How do you follow that? In Chapter One they tone things down a shade, so a little salad of Beechlawn Farm tomatoes with pickled dilisk is a moment of relief. But then the culinary tension goes up again with some charred cured mackerel and poached Clarenbridge oysters, and stays racked up with the next course of pig’s tail stuffed with Gubbeen bacon and lobster, a tour de force, and one of the restaurant’s best-known signature dishes.
Then Mr Lewis reins in the script: with a dish of John Dory and Castletownbere shrimp, he explains that the kitchen is trying to establish “the harmony of winter”, which explains the use of kale and Crown Prince pumpkin alongside the principal ingredients. We are closing off the second act, before the third act finale.
That begins with sika vension with parsnip and poached quince, with some sweet heart cabbage and a sauce of blackberries and elderberries. It’s a dish as beautifully plotted as a good drama, every element essential to the total effect the kitchen wants to achieve.

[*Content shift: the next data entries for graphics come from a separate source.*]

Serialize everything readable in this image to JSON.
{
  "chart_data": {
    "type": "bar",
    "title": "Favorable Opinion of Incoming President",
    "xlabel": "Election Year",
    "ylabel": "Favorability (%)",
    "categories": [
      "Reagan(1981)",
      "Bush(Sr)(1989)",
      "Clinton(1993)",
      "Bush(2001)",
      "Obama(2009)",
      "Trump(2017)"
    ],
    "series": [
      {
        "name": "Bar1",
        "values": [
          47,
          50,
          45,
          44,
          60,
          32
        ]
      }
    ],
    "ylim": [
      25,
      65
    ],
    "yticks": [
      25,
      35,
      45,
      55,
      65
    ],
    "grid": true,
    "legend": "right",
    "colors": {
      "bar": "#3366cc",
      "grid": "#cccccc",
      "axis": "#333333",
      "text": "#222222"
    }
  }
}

The first dessert of malted banana ice cream with espresso sponge, Earl Grey tea ice and caramel powder is a delicious bait of flavours, but then comes the Leonard Cohen spot, the  “Hallelujah” moment that is announced on the menu simply as Milk and Honey.
This extraordinary creation is, in effect, a vertical concept of milk: there is burnt milk skin, there is milk crumb, milk wafers, milk brulée, yogurt and buttermilk, with a sauce that headlines Lannleire honey. The team have, in effect, ended where they started, with an intoxicating concept of nursery food: milk and honey for the Gods.
The chef’s table menu in Chapter One costs €100. If you ate this food in San Francisco, or Paris, it would cost €1000. Mr Lewis and his team deliver one of the great cultural experiences of modern Ireland, an experience that “is all energy.”